Hundreds have vowed to boycott the arts organization if it doesn't dissociate from groups supporting Zionist goals
Hundreds of artists and arts organizations have signed a petition calling on the Koffler Centre of the Arts to divest and cut ties to the United Jewish Appeal (UJA) Federation.
“While the Koffler has shifted to a social justice mandate, presenting work that is critical of settler colonialism and working with numerous racialized and politicized artists and organizations, this has not been extended to the Palestinian context,” reads the petition, which is signed by organizations like the Chinatown Biennial, South Asian Visual Arts Centre and Xspace Cultural Centre.
“This is artwashing,” the petition states, “in service of obfuscating its relationships to funders that uphold Israeli apartheid, namely the United Jewish Appeal (UJA) Federation.”
The petition, which pledges a boycott of the Koffler Centre should it choose not to divest, says the UJA has “explicitly Zionist” goals.
The UJA’s strategic plan mentions strengthening Toronto’s Jewish community ties to Israel and a focus on combatting the Boycott, Divestment, Sanctions (BDS) movement. The latter is a Palestinian-led international movement inspired by the South African anti-apartheid movement and which calls on divestment from Israel.
The UJA is raising funds to support Israel and “initiatives related to the current crisis.” Eleven days of armed conflict between Israeli Defence Forces and Hamas in the Gaza Strip ended last week with an Egyptian-brokered ceasefire. More than 250 people were killed, the vast majority of them Palestinians.
The fundraising drive, according to the UJA’s website, is supported by, among others, real estate companies RioCan and Metropia.
Tony Hewer, director of marketing, communications and archives at Koffler, said in a statement: “The Koffler Centre of the Arts has received the joint letter from artists raising concerns about our organization and funding relationship. We take the views of the artistic community seriously and are engaging in internal dialogue about how to address the issues raised and provide a response.”
The Koffler has received the joint letter from artists raising concerns about our organization and funding relationships. We take the views of the artistic community seriously, and are engaging in internal dialogue about how to address the issues raised and provide a response. pic.twitter.com/qOj6GLvzHw— Koffler Centre Arts (@KofflerArts) May 25, 2021
The UJA once disassociated from a 2016 talk the Koffler Centre hosted with Angels In America playwright and Munich screenwriter Tony Kushner because he sits on the advisory board of a group called Jewish Voice for Peace (JVP). UJA said it opposed the JVP’s support for the BDS movement. Kushner, who is critical of Israel but didn’t support BDS at the time, told the Globe and Mail that he was “disgusted” with the UJA and compared the organization’s tactics to McCarthyism.

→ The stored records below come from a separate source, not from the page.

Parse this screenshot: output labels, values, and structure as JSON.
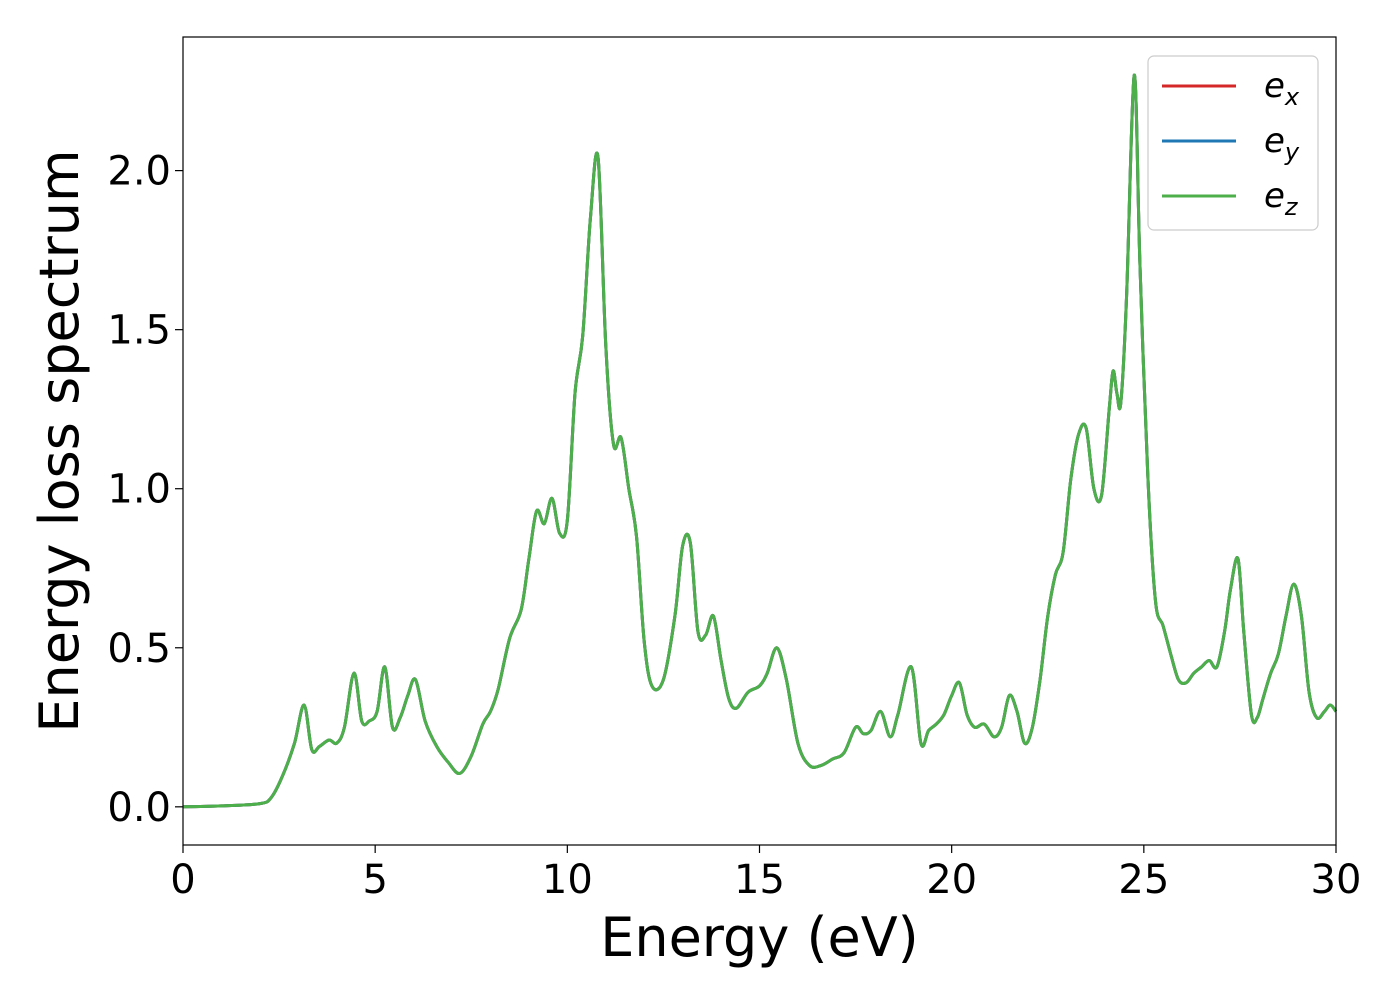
{
  "chart_data": {
    "type": "line",
    "xlabel": "Energy (eV)",
    "ylabel": "Energy loss spectrum",
    "xlim": [
      0,
      30
    ],
    "ylim": [
      -0.12,
      2.42
    ],
    "xticks": [
      0,
      5,
      10,
      15,
      20,
      25,
      30
    ],
    "xtick_labels": [
      "0",
      "5",
      "10",
      "15",
      "20",
      "25",
      "30"
    ],
    "yticks": [
      0.0,
      0.5,
      1.0,
      1.5,
      2.0
    ],
    "ytick_labels": [
      "0.0",
      "0.5",
      "1.0",
      "1.5",
      "2.0"
    ],
    "grid": false,
    "legend": {
      "placement": "top-right",
      "entries": [
        {
          "base": "e",
          "sub": "x",
          "color": "#d62728"
        },
        {
          "base": "e",
          "sub": "y",
          "color": "#1f77b4"
        },
        {
          "base": "e",
          "sub": "z",
          "color": "#4daf4a"
        }
      ]
    },
    "x": [
      0,
      1.0,
      2.0,
      2.3,
      2.6,
      2.9,
      3.15,
      3.35,
      3.55,
      3.8,
      4.0,
      4.2,
      4.45,
      4.65,
      4.85,
      5.05,
      5.25,
      5.45,
      5.65,
      5.85,
      6.05,
      6.3,
      6.6,
      6.9,
      7.2,
      7.5,
      7.8,
      8.0,
      8.2,
      8.5,
      8.8,
      9.0,
      9.2,
      9.4,
      9.6,
      9.8,
      10.0,
      10.2,
      10.4,
      10.6,
      10.8,
      11.0,
      11.2,
      11.4,
      11.6,
      11.8,
      12.0,
      12.2,
      12.5,
      12.8,
      13.0,
      13.2,
      13.4,
      13.6,
      13.8,
      14.0,
      14.2,
      14.4,
      14.7,
      15.0,
      15.2,
      15.45,
      15.7,
      16.0,
      16.3,
      16.6,
      16.9,
      17.2,
      17.5,
      17.7,
      17.9,
      18.15,
      18.4,
      18.6,
      18.95,
      19.2,
      19.4,
      19.6,
      19.8,
      20.0,
      20.2,
      20.4,
      20.6,
      20.85,
      21.1,
      21.3,
      21.5,
      21.7,
      21.9,
      22.1,
      22.3,
      22.5,
      22.7,
      22.9,
      23.1,
      23.3,
      23.5,
      23.7,
      23.9,
      24.1,
      24.2,
      24.3,
      24.4,
      24.55,
      24.75,
      24.9,
      25.1,
      25.3,
      25.5,
      25.7,
      25.9,
      26.1,
      26.3,
      26.5,
      26.7,
      26.9,
      27.1,
      27.25,
      27.45,
      27.6,
      27.8,
      27.95,
      28.1,
      28.3,
      28.5,
      28.7,
      28.9,
      29.1,
      29.3,
      29.5,
      29.7,
      29.85,
      30.0
    ],
    "series": [
      {
        "name": "e_x",
        "color": "#d62728",
        "y": [
          0.0,
          0.003,
          0.01,
          0.03,
          0.1,
          0.2,
          0.32,
          0.18,
          0.19,
          0.21,
          0.2,
          0.25,
          0.42,
          0.27,
          0.27,
          0.3,
          0.44,
          0.25,
          0.28,
          0.35,
          0.4,
          0.27,
          0.19,
          0.14,
          0.105,
          0.16,
          0.26,
          0.3,
          0.37,
          0.53,
          0.62,
          0.78,
          0.93,
          0.89,
          0.97,
          0.86,
          0.9,
          1.3,
          1.48,
          1.85,
          2.04,
          1.45,
          1.14,
          1.16,
          1.0,
          0.85,
          0.52,
          0.38,
          0.4,
          0.6,
          0.82,
          0.83,
          0.55,
          0.54,
          0.6,
          0.46,
          0.34,
          0.31,
          0.36,
          0.38,
          0.42,
          0.5,
          0.4,
          0.2,
          0.13,
          0.13,
          0.15,
          0.17,
          0.25,
          0.23,
          0.24,
          0.3,
          0.22,
          0.29,
          0.44,
          0.2,
          0.24,
          0.26,
          0.29,
          0.35,
          0.39,
          0.29,
          0.25,
          0.26,
          0.22,
          0.25,
          0.35,
          0.3,
          0.2,
          0.25,
          0.4,
          0.6,
          0.73,
          0.8,
          1.03,
          1.17,
          1.19,
          1.0,
          0.98,
          1.25,
          1.37,
          1.3,
          1.27,
          1.6,
          2.3,
          1.7,
          1.05,
          0.65,
          0.57,
          0.48,
          0.4,
          0.39,
          0.42,
          0.44,
          0.46,
          0.44,
          0.55,
          0.68,
          0.78,
          0.55,
          0.29,
          0.28,
          0.34,
          0.42,
          0.48,
          0.6,
          0.7,
          0.6,
          0.36,
          0.28,
          0.3,
          0.32,
          0.3
        ]
      },
      {
        "name": "e_y",
        "color": "#1f77b4",
        "y": [
          0.0,
          0.003,
          0.01,
          0.03,
          0.1,
          0.2,
          0.32,
          0.18,
          0.19,
          0.21,
          0.2,
          0.25,
          0.42,
          0.27,
          0.27,
          0.3,
          0.44,
          0.25,
          0.28,
          0.35,
          0.4,
          0.27,
          0.19,
          0.14,
          0.105,
          0.16,
          0.26,
          0.3,
          0.37,
          0.53,
          0.62,
          0.78,
          0.93,
          0.89,
          0.97,
          0.86,
          0.9,
          1.3,
          1.48,
          1.85,
          2.04,
          1.45,
          1.14,
          1.16,
          1.0,
          0.85,
          0.52,
          0.38,
          0.4,
          0.6,
          0.82,
          0.83,
          0.55,
          0.54,
          0.6,
          0.46,
          0.34,
          0.31,
          0.36,
          0.38,
          0.42,
          0.5,
          0.4,
          0.2,
          0.13,
          0.13,
          0.15,
          0.17,
          0.25,
          0.23,
          0.24,
          0.3,
          0.22,
          0.29,
          0.44,
          0.2,
          0.24,
          0.26,
          0.29,
          0.35,
          0.39,
          0.29,
          0.25,
          0.26,
          0.22,
          0.25,
          0.35,
          0.3,
          0.2,
          0.25,
          0.4,
          0.6,
          0.73,
          0.8,
          1.03,
          1.17,
          1.19,
          1.0,
          0.98,
          1.25,
          1.37,
          1.3,
          1.27,
          1.6,
          2.3,
          1.7,
          1.05,
          0.65,
          0.57,
          0.48,
          0.4,
          0.39,
          0.42,
          0.44,
          0.46,
          0.44,
          0.55,
          0.68,
          0.78,
          0.55,
          0.29,
          0.28,
          0.34,
          0.42,
          0.48,
          0.6,
          0.7,
          0.6,
          0.36,
          0.28,
          0.3,
          0.32,
          0.3
        ]
      },
      {
        "name": "e_z",
        "color": "#4daf4a",
        "y": [
          0.0,
          0.003,
          0.01,
          0.03,
          0.1,
          0.2,
          0.32,
          0.18,
          0.19,
          0.21,
          0.2,
          0.25,
          0.42,
          0.27,
          0.27,
          0.3,
          0.44,
          0.25,
          0.28,
          0.35,
          0.4,
          0.27,
          0.19,
          0.14,
          0.105,
          0.16,
          0.26,
          0.3,
          0.37,
          0.53,
          0.62,
          0.78,
          0.93,
          0.89,
          0.97,
          0.86,
          0.9,
          1.3,
          1.48,
          1.85,
          2.04,
          1.45,
          1.14,
          1.16,
          1.0,
          0.85,
          0.52,
          0.38,
          0.4,
          0.6,
          0.82,
          0.83,
          0.55,
          0.54,
          0.6,
          0.46,
          0.34,
          0.31,
          0.36,
          0.38,
          0.42,
          0.5,
          0.4,
          0.2,
          0.13,
          0.13,
          0.15,
          0.17,
          0.25,
          0.23,
          0.24,
          0.3,
          0.22,
          0.29,
          0.44,
          0.2,
          0.24,
          0.26,
          0.29,
          0.35,
          0.39,
          0.29,
          0.25,
          0.26,
          0.22,
          0.25,
          0.35,
          0.3,
          0.2,
          0.25,
          0.4,
          0.6,
          0.73,
          0.8,
          1.03,
          1.17,
          1.19,
          1.0,
          0.98,
          1.25,
          1.37,
          1.3,
          1.27,
          1.6,
          2.3,
          1.7,
          1.05,
          0.65,
          0.57,
          0.48,
          0.4,
          0.39,
          0.42,
          0.44,
          0.46,
          0.44,
          0.55,
          0.68,
          0.78,
          0.55,
          0.29,
          0.28,
          0.34,
          0.42,
          0.48,
          0.6,
          0.7,
          0.6,
          0.36,
          0.28,
          0.3,
          0.32,
          0.3
        ]
      }
    ]
  }
}
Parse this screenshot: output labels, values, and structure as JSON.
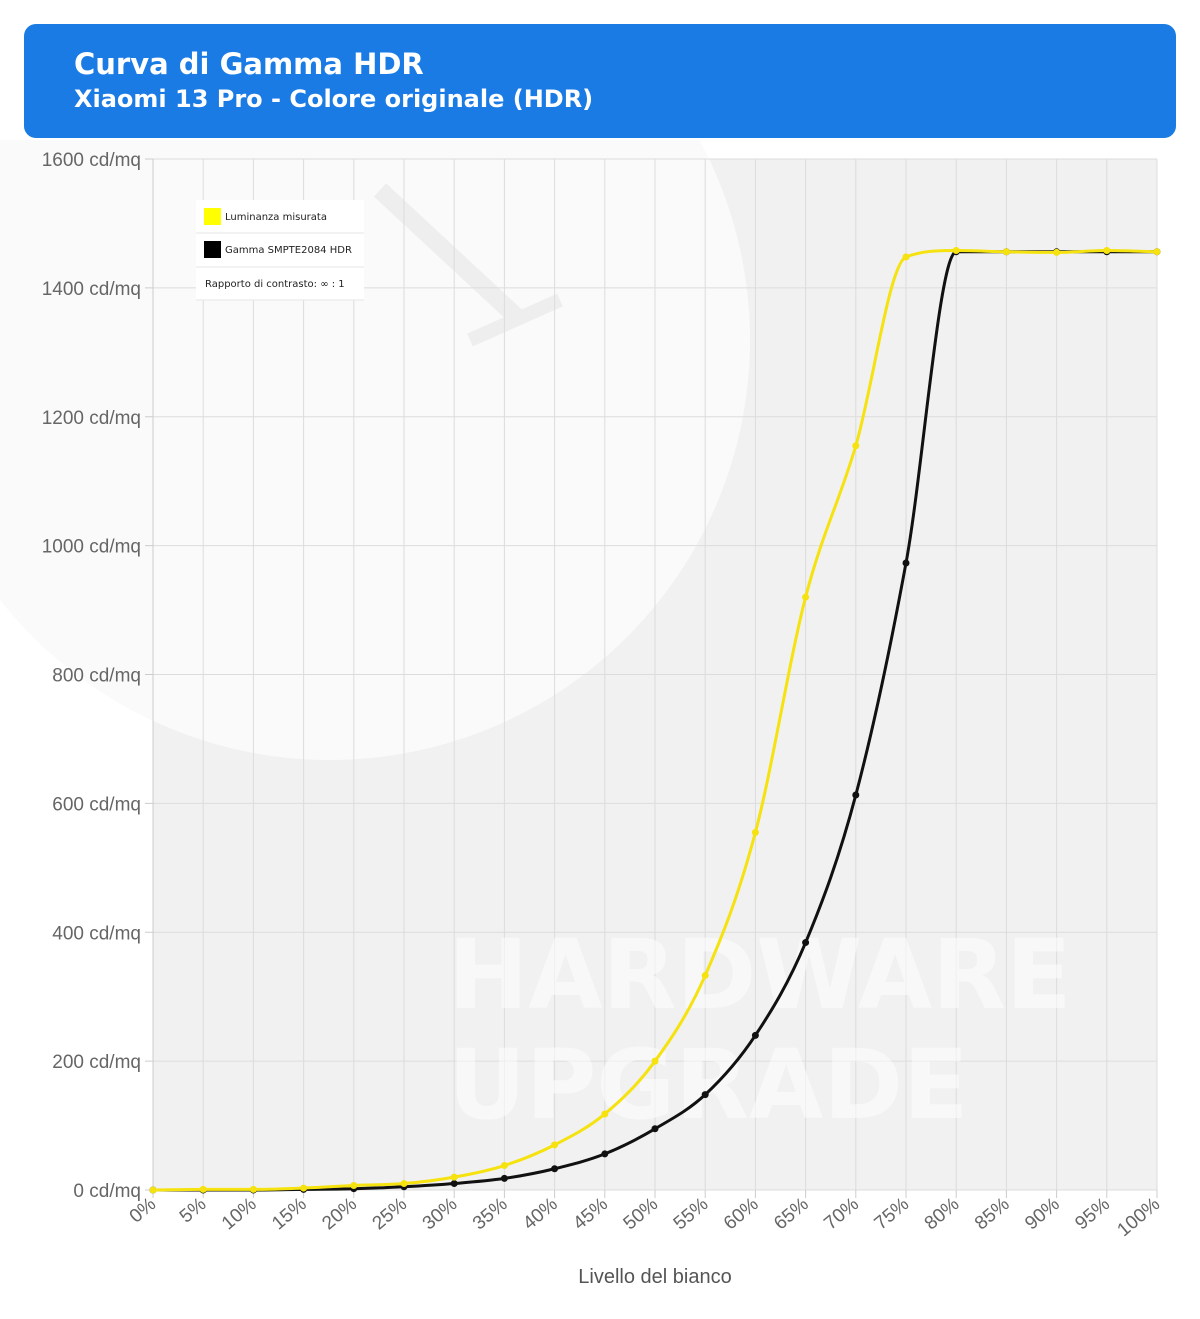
{
  "header": {
    "title": "Curva di Gamma HDR",
    "subtitle": "Xiaomi 13 Pro - Colore originale (HDR)"
  },
  "watermark": {
    "line1": "HARDWARE",
    "line2": "UPGRADE"
  },
  "colors": {
    "header_bg": "#1a7be5",
    "measured": "#f5e20f",
    "reference": "#111111",
    "grid": "#dddddd"
  },
  "chart_data": {
    "type": "line",
    "title": "Curva di Gamma HDR",
    "subtitle": "Xiaomi 13 Pro - Colore originale (HDR)",
    "xlabel": "Livello del bianco",
    "ylabel": "",
    "x_unit": "%",
    "y_unit": " cd/mq",
    "ylim": [
      0,
      1600
    ],
    "y_ticks": [
      0,
      200,
      400,
      600,
      800,
      1000,
      1200,
      1400,
      1600
    ],
    "grid": true,
    "legend_position": "top-left",
    "x": [
      0,
      5,
      10,
      15,
      20,
      25,
      30,
      35,
      40,
      45,
      50,
      55,
      60,
      65,
      70,
      75,
      80,
      85,
      90,
      95,
      100
    ],
    "series": [
      {
        "name": "Luminanza misurata",
        "color": "#f5e20f",
        "values": [
          0,
          1,
          1,
          3,
          7,
          10,
          20,
          38,
          70,
          118,
          200,
          333,
          555,
          920,
          1155,
          1448,
          1458,
          1456,
          1455,
          1458,
          1456
        ]
      },
      {
        "name": "Gamma SMPTE2084 HDR",
        "color": "#111111",
        "values": [
          0,
          0,
          0,
          1,
          2,
          5,
          10,
          18,
          33,
          56,
          95,
          148,
          240,
          384,
          613,
          973,
          1456,
          1456,
          1456,
          1456,
          1456
        ]
      }
    ],
    "legend_note": "Rapporto di contrasto: ∞ : 1"
  }
}
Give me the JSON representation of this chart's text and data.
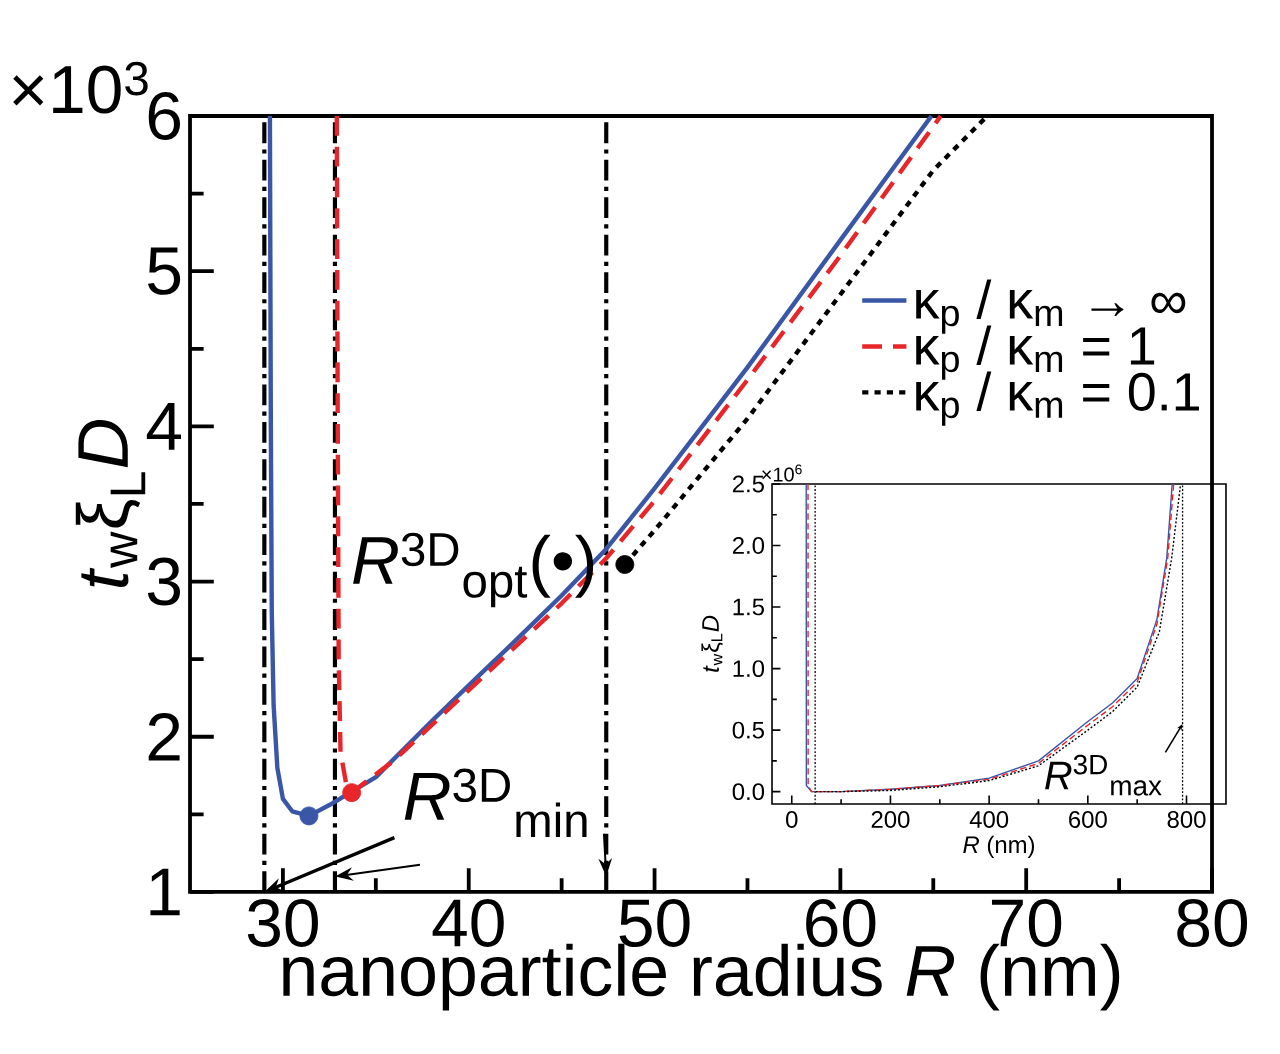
{
  "chart_data": [
    {
      "type": "line",
      "xlabel": "nanoparticle radius *R* (nm)",
      "ylabel": "*t*$_{w}$ξ$_{L}$*D*",
      "xlim": [
        25,
        80
      ],
      "ylim": [
        1,
        6
      ],
      "xticks": [
        30,
        40,
        50,
        60,
        70,
        80
      ],
      "yticks": [
        1,
        2,
        3,
        4,
        5,
        6
      ],
      "legend": "right",
      "series": [
        {
          "name": "κ$_{p}$ / κ$_{m}$ → ∞",
          "color": "#3a57a7",
          "line_style": "solid",
          "x": [
            29.3,
            29.35,
            29.4,
            29.5,
            29.7,
            30.0,
            30.5,
            31.4,
            32.5,
            35,
            38,
            40.6,
            42,
            45,
            47.4,
            50,
            55,
            60,
            64.9
          ],
          "values": [
            6.0,
            4.0,
            2.8,
            2.2,
            1.8,
            1.6,
            1.52,
            1.49,
            1.56,
            1.74,
            2.1,
            2.4,
            2.56,
            2.91,
            3.21,
            3.6,
            4.38,
            5.2,
            6.0
          ]
        },
        {
          "name": "κ$_{p}$ / κ$_{m}$ = 1",
          "color": "#e8262a",
          "line_style": "dashed",
          "x": [
            32.9,
            32.95,
            33.0,
            33.1,
            33.4,
            33.7,
            36,
            40,
            45,
            47.4,
            50,
            55,
            60,
            65.4
          ],
          "values": [
            6.0,
            4.0,
            2.5,
            1.9,
            1.7,
            1.64,
            1.85,
            2.3,
            2.86,
            3.15,
            3.52,
            4.3,
            5.1,
            6.0
          ]
        },
        {
          "name": "κ$_{p}$ / κ$_{m}$ = 0.1",
          "color": "#000000",
          "line_style": "dotted",
          "x": [
            48.4,
            50,
            55,
            60,
            65,
            67.9
          ],
          "values": [
            3.11,
            3.33,
            4.05,
            4.85,
            5.65,
            6.0
          ]
        },
        {
          "type": "scatter",
          "color": "#3a57a7",
          "marker": "circle",
          "x": [
            31.4
          ],
          "values": [
            1.49
          ]
        },
        {
          "type": "scatter",
          "color": "#e8262a",
          "marker": "circle",
          "x": [
            33.7
          ],
          "values": [
            1.64
          ]
        },
        {
          "type": "scatter",
          "color": "#000000",
          "marker": "circle",
          "x": [
            48.4
          ],
          "values": [
            3.11
          ]
        }
      ],
      "ref_lines": [
        {
          "axis": "x",
          "value": 29.0,
          "color": "#000000",
          "line_style": "dashdot"
        },
        {
          "axis": "x",
          "value": 32.8,
          "color": "#000000",
          "line_style": "dashdot"
        },
        {
          "axis": "x",
          "value": 47.4,
          "color": "#000000",
          "line_style": "dashdot"
        }
      ],
      "annotations": [
        "×10$^{3}$",
        "*R*$^{3D}$$_{opt}$(•)",
        {
          "text": "*R*$^{3D}$$_{min}$",
          "x": 29.0,
          "y": 1.0
        }
      ]
    },
    {
      "type": "line",
      "xlabel": "*R* (nm)",
      "ylabel": "*t*$_{w}$ξ$_{L}$*D*",
      "xlim": [
        -40,
        880
      ],
      "ylim": [
        -0.1,
        2.5
      ],
      "xticks": [
        0,
        200,
        400,
        600,
        800
      ],
      "yticks": [
        {
          "value": 0,
          "label": "0.0"
        },
        {
          "value": 0.5,
          "label": "0.5"
        },
        {
          "value": 1.0,
          "label": "1.0"
        },
        {
          "value": 1.5,
          "label": "1.5"
        },
        {
          "value": 2.0,
          "label": "2.0"
        },
        {
          "value": 2.5,
          "label": "2.5"
        }
      ],
      "series": [
        {
          "color": "#3a57a7",
          "line_style": "solid",
          "x": [
            29.3,
            29.6,
            40,
            100,
            200,
            300,
            400,
            500,
            600,
            650,
            700,
            740,
            760,
            771
          ],
          "values": [
            2.5,
            0.05,
            0.0,
            0.0,
            0.02,
            0.05,
            0.11,
            0.25,
            0.57,
            0.72,
            0.92,
            1.4,
            1.9,
            2.5
          ]
        },
        {
          "color": "#e8262a",
          "line_style": "dashed",
          "x": [
            32.9,
            33.2,
            40,
            100,
            200,
            300,
            400,
            500,
            600,
            650,
            700,
            740,
            762,
            774
          ],
          "values": [
            2.5,
            0.05,
            0.0,
            0.0,
            0.02,
            0.05,
            0.1,
            0.23,
            0.54,
            0.69,
            0.89,
            1.36,
            1.9,
            2.5
          ]
        },
        {
          "color": "#000000",
          "line_style": "dotted",
          "x": [
            48.4,
            100,
            200,
            300,
            400,
            500,
            600,
            650,
            700,
            745,
            770,
            788
          ],
          "values": [
            0.0,
            0.0,
            0.01,
            0.04,
            0.09,
            0.21,
            0.5,
            0.65,
            0.85,
            1.3,
            1.9,
            2.5
          ]
        }
      ],
      "ref_lines": [
        {
          "axis": "x",
          "value": 47.4,
          "color": "#000000",
          "line_style": "dotted"
        },
        {
          "axis": "x",
          "value": 792,
          "color": "#000000",
          "line_style": "dotted"
        }
      ],
      "annotations": [
        "×10$^{6}$",
        {
          "text": "*R*$^{3D}$$_{max}$",
          "x": 792,
          "y": 0.55
        }
      ]
    }
  ]
}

On top of calling on the Koffler Centre to divest from the UJA, the petition demands acknowledgement of “Zionist artwashing” and a public statement supporting the “decolonization” of Palestine. The petition also calls on the Koffler Centre to publicly state that it will not discriminate against artists who express anti-Israeli government views.
The petition describes a 2009 incident when the Koffler Centre cut programming with Jewish artist Reena Katz, aka Radiodress, who supported Israeli Apartheid Week, a series of lectures and rallies at the University of Toronto on the human rights situation in Palestine.
“To refer to Israel as an apartheid state is to call Israel a criminal state and to suggest that it be shut down,” Koffler’s former executive director Lori Starr told NOW’s Susan G. Cole at the time.
The petition notes that there has only been one instance where work by a Palestinian artist was showcased in Koffler’s 44 exhibitions. That was part of a group digital publication in 2020.
“For an organization whose mandate is ‘to value and foster social justice, equality and inclusivity,’ the absence of Palestinian narratives within its programming, or of critiques of the Zionist settler colonial movement, sends a clear statement on who deserves justice and equality and who doesn’t,” the petition states.
NOW has reached out to UJA for comment.